Their several weeks in Berlin and Vienna, the documentary shows, were a bewildering mix of glamour (they stayed at first-class hotels and frequented fashionable restaurants), intrigue (they were undoubtedly watched by the SS), and hard work (they made the rounds of embassies and Nazi bureaucracy).

Eleanor, Pressman says, was, reasonably, “pretty terrified” of going into the lion’s den; Gilbert probably wasn’t. “There wasn’t a whole lot that was going to scare Gilbert Kraus.” The more that people said he couldn’t save the children, the more determined he became. “Gilbert Kraus was one stubborn son-of-a-bitch.”

Back in Philadelphia, Gilbert thought about mounting a second rescue effort, Pressman says, but the war started and “the gates closed.”

Gilbert Kraus died in 1975.

During the documentary’s two-year production process, Pressman tracked down the now-aged children, most of whom had lost touch with the Krauses after going to live in foster homes or with relatives in this country. Pressman was unable to trace all the children; the women who had married had changed their last names.

He made the documentary with a budget “in the low six figures” with the financial support of private donors, foundations and an Austrian government fund. The most common reaction when he approached possible donors for funding: “Not another Holocaust film!”

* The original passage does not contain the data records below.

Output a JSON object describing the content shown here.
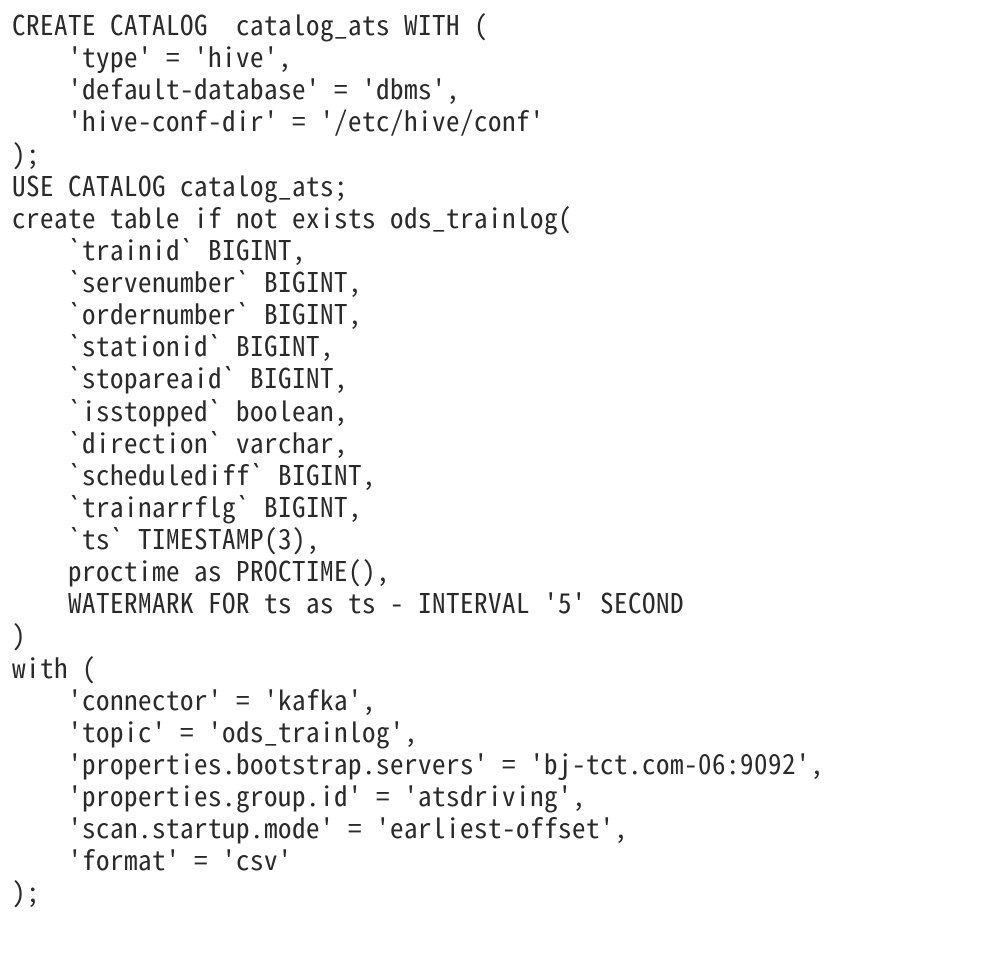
{
  "code": {
    "lines": [
      "CREATE CATALOG  catalog_ats WITH (",
      "    'type' = 'hive',",
      "    'default-database' = 'dbms',",
      "    'hive-conf-dir' = '/etc/hive/conf'",
      ");",
      "USE CATALOG catalog_ats;",
      "create table if not exists ods_trainlog(",
      "    `trainid` BIGINT,",
      "    `servenumber` BIGINT,",
      "    `ordernumber` BIGINT,",
      "    `stationid` BIGINT,",
      "    `stopareaid` BIGINT,",
      "    `isstopped` boolean,",
      "    `direction` varchar,",
      "    `schedulediff` BIGINT,",
      "    `trainarrflg` BIGINT,",
      "    `ts` TIMESTAMP(3),",
      "    proctime as PROCTIME(),",
      "    WATERMARK FOR ts as ts - INTERVAL '5' SECOND",
      ")",
      "with (",
      "    'connector' = 'kafka',",
      "    'topic' = 'ods_trainlog',",
      "    'properties.bootstrap.servers' = 'bj-tct.com-06:9092',",
      "    'properties.group.id' = 'atsdriving',",
      "    'scan.startup.mode' = 'earliest-offset',",
      "    'format' = 'csv'",
      ");"
    ]
  }
}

“All Jews,” Pressman says of them.

He stressed that he wasn’t making “a typical Holocaust film. Not a single image of concentration camps is in this film. It’s a story of one American couple.” A story with plenty of historical and political context. “I didn’t want to tell just a small, personal story.”

The Krauses, who never talked about what they had done, returned, apparently unchanged, to their lives in Philadelphia, Pressman says.

“They were totally non-religious — not an inkling of Judaism in their home,” says Robert Braun, one of the rescued children, who, with his sister Johanna, lived with the Kraus family for two years after leaving Austria. Now 84, a retired dentist living in Fairfield, Conn., he says the Krauses celebrated Christmas, had a Christmas tree in their home, sent their children, and the two Jewish kids from Vienna, to a Quaker school.

What had made the Krauses trade their comfortable lives in the States for the dangers of Nazi Europe? “They felt it was an outrage that nothing was being done” by the wider Jewish community or the US government to rescue endangered Jews, says Braun, who appears in the documentary.

Did he consider the Krauses heroes?

“Not at the time,” he says. When living in the Kraus home, he and his sister simply considered Gilbert and Eleanor ersatz parents (his own parents survived the war, and continued to live in Vienna). “In retrospect, very much so.”

The Krauses, Pressman says, were “ordinary people” who did “extraordinary” deeds.

Do Pressman and Perle’s two children know what their great-grandparents did in 1939?

Certainly, Pressman says. Now college-aged, they followed the progress of their father’s documentary and heard of the Krauses’ exploits. “They know everything about the story. Ordinary people have the power to become extraordinary heroes. I don’t think Gilbert and Eleanor Kraus set out to be heroes. But looking back, that’s exactly what they became.”

“50 Children” will premiere on HBO on Monday, April 8 at 9 p.m.